Facts about Robert Frost
Robert Frost was a Pulitzer Prize-winning poet and playwright best known for his portrayal of rural New England life in his work. Robert Lee Frost was born on March 26, 1874, in San Francisco, California, to journalist William Prescott Frost, Jr. and Scotswoman Isabelle Moodie. Robert Frost spent his first 11 years of life in San Francisco. After his father died of tuberculosis, his family relocated to Lawrence, Massachusetts, to live with his grandparents. Robert attended Lawrence High School, where he met his future wife Elinor White, a young woman with whom he shared the valedictorian title upon graduation. Life was difficult for Robert and his wife, and for the first 40 years of his life, he was virtually unknown.
Robert Lee Frost was named after Confederate General Robert E. Lee.
In 1892, Robert Frost graduated from high school as class poet and co-valedictorian.
Robert Frost’s first poem sold was titled “My Butterfly. An Elegy,” and he received $15 for it, which is now worth more than $400. In 1894, he sold the poem to the New York Independent.
Elinor White was proposed to twice by Robert Frost. She declined him the first time because she needed to finish college. When Robert returned from his self-pity trip, he asked her again. They married on December 19th, 1895, after she said yes because she had graduated.
Robert and Elinor Frost’s grandfather purchased a farm. They tried farming for a long time but were never successful.
Robert Frost continued to write poetry while trying to make a living as a farmer, but was not very successful in getting it published.
Robert Frost and his wife moved to England in 1912.
A Boy’s Will was the title of the first poetry collection published by Robert Frost. It was published in 1913 by David Nutt, a British publisher.
When World War I broke out, Robert and his wife returned to America, where his collection north of Boston had made him famous.
In 1924, Robert Frost won the Pulitzer Prize for his book New Hampshire: A Poem with Notes and Grace Notes.
In 1931, Robert Frost received his second Pulitzer Prize for Collected Poems.
In 1937, Robert Frost received his third Pulitzer Prize for A Further Range.
A Witness Tree received Robert Frost’s fourth and final Pulitzer Prize in 1943.
Robert Frost received the United States Congressional Gold Medal for his work in 1960. It was the highest civilian honor available. “In recognition of his poetry which enabled the culture of the United States and philosophy of the world,” the award was given.

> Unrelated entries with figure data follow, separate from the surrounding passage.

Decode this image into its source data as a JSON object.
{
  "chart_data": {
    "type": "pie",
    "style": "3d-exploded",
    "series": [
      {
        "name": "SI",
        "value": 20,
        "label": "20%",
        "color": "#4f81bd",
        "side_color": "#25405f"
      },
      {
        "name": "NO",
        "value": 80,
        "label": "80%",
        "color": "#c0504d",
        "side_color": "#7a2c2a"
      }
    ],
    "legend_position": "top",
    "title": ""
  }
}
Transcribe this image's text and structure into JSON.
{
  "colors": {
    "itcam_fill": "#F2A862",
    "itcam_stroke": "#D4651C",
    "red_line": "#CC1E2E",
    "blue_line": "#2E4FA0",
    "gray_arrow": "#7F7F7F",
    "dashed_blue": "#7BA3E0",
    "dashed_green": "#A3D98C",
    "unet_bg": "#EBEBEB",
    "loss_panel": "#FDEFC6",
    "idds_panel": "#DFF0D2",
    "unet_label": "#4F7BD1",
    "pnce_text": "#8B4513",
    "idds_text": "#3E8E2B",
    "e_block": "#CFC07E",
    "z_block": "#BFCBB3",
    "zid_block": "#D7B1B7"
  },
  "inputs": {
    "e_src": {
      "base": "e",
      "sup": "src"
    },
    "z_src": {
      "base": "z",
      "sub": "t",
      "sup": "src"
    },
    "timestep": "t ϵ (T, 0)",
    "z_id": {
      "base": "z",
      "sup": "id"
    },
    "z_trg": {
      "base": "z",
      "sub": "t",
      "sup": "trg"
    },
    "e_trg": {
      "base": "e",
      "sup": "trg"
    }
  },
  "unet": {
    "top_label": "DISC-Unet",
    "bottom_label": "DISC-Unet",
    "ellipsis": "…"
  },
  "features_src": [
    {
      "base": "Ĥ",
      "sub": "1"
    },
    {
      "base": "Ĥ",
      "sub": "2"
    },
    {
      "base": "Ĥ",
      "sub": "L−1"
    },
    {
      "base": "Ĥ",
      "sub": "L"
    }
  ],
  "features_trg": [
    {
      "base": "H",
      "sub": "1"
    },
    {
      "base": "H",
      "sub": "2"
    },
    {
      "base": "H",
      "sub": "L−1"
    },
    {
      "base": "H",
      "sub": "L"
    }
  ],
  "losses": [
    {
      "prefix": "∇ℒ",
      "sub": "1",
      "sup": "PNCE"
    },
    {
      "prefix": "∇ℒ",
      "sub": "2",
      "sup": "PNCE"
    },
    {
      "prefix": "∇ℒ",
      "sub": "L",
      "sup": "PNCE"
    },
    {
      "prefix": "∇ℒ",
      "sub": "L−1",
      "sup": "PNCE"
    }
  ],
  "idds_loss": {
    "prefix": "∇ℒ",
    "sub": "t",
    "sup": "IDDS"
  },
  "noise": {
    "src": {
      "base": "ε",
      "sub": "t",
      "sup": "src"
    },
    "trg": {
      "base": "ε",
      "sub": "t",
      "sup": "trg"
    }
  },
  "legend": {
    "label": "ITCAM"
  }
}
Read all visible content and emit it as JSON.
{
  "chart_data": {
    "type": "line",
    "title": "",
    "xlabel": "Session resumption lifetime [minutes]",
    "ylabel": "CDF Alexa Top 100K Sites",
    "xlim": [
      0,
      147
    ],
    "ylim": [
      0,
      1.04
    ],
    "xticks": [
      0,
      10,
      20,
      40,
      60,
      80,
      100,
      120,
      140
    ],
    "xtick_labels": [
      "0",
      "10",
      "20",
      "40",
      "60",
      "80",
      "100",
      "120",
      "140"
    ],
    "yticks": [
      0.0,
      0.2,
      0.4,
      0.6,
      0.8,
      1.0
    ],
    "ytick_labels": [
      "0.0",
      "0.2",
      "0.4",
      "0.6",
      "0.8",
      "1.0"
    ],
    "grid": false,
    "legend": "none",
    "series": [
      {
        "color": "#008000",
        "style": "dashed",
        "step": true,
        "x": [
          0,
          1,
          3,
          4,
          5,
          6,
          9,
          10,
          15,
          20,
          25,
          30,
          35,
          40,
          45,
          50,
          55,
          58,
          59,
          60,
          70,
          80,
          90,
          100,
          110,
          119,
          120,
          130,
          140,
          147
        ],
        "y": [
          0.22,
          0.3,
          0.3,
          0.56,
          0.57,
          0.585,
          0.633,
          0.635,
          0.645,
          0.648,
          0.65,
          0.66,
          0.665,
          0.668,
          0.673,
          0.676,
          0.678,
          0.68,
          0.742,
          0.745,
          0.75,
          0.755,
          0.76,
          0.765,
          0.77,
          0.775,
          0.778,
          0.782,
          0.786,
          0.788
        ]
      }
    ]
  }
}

Many personal tragedies befell Robert Frost and his wife Elinor. They had six children together, but one died of cholera when he was only eight years old, another died shortly after birth, another died when he was 29, and another died when he was 38. Only two of their children lived past Robert’s death.
Elinor died of heart failure at the age of 38, a year after being diagnosed with breast cancer.
The setting for many of Robert Frost’s poems was rural New England. “The Road Not Taken” is his most famous poem.
Robert Frost died on January 29, 1963, in Boston, Massachusetts, at the age of 88.